Republican support for school prayer in the wake of the Supreme Court ruling banning the practice has been repeatedly downgraded, from Ronald Reagan's advocacy of mandatory prayer to Newt Gingrich's promise of an amendment allowing voluntary prayer to the No Child Left Behind Act's mere guarantee that no one will be denied a right to "constitutionally protected prayer," a meaningless sop to the base.
As recently as 1986, the high court upheld discriminatory sodomy bans, but a decidedly more conservative court reversed itself 6 to 3 last June in a case in which even Clarence Thomas felt the need to call the law "uncommonly silly" (though not, in his mind, unconstitutional). Various elements of the right waxed indignant about judicial activism, but instead of trying to turn back the tide, the president simply shifted the conversation toward marriage.

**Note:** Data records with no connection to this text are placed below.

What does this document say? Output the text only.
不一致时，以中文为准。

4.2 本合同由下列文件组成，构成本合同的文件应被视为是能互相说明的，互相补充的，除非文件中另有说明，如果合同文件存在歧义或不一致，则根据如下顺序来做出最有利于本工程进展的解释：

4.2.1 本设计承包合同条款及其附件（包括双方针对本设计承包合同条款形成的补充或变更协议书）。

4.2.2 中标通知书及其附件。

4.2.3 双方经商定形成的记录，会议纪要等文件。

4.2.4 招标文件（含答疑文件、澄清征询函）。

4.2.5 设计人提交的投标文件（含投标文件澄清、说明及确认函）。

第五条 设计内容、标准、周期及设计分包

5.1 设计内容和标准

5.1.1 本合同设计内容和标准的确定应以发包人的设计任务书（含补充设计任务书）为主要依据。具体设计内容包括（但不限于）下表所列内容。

After years during which Republicans pushed xenophobic immigrant-bashing arguments, the Bush administration has recognized the party's long-term need to boost its appeal to Hispanic voters and put forward an immigration-reform plan that, while inadequate, goes beyond anything the Clinton administration was able to accomplish. Similarly, while Pete Wilson's anti-immigrant politics went down well in early-'90s California, the proposals were gutted in later years. And while Arnold Schwarzenegger certainly pushed this button a few times in his 2003 defeat of Gray Davis, his substantive proposal -- repealing a law promising driver's licenses to illegals -- was trivial compared with the vast array of denials of state services that Wilson had put on the table.
Can and should liberals take steps to reduce the electoral cost of staying ahead of the curve on these topics? Of course. If support for equal rights and tolerance were to be expressed in the form of an unvariegated hostility to religion, the South, or rural America ("take your pickup-driving, gun-toting, grits-eating, Bible-thumping freak show back to Alabama, where it belongs!"), that would be both tactically foolish and deeply unfaithful to the values of equality, privacy, and toleration that motivates cultural liberalism in the first place. Moreover, these values are just that -- values -- not cheap moral relativism, a point that Democratic politicians of all ideological hues need to make more forcefully. At the end of the day, however, the fact is that the strategy of leading public opinion works -- not at winning elections but at implementing policies. This, ultimately, is what politics is all about.
Sometime in the Reagan years Democrats essentially stopped making the case for increased public investment and the taxes that go with it, and shifted the conversation to how much tax cutting a deficit-racked nation could afford. Twenty years later, the tax code has only grown more regressive and the deficit is huge. The Democrats' desire to do what it took to follow public opinion on taxes was understandable in the short term. But as they've learned with the Bush tax cuts, a tactical retreat can quickly become a rout. Republicans today face the same problem on cultural matters. Whatever happens in 2004, as long as liberals stay in the fight, time is on our side.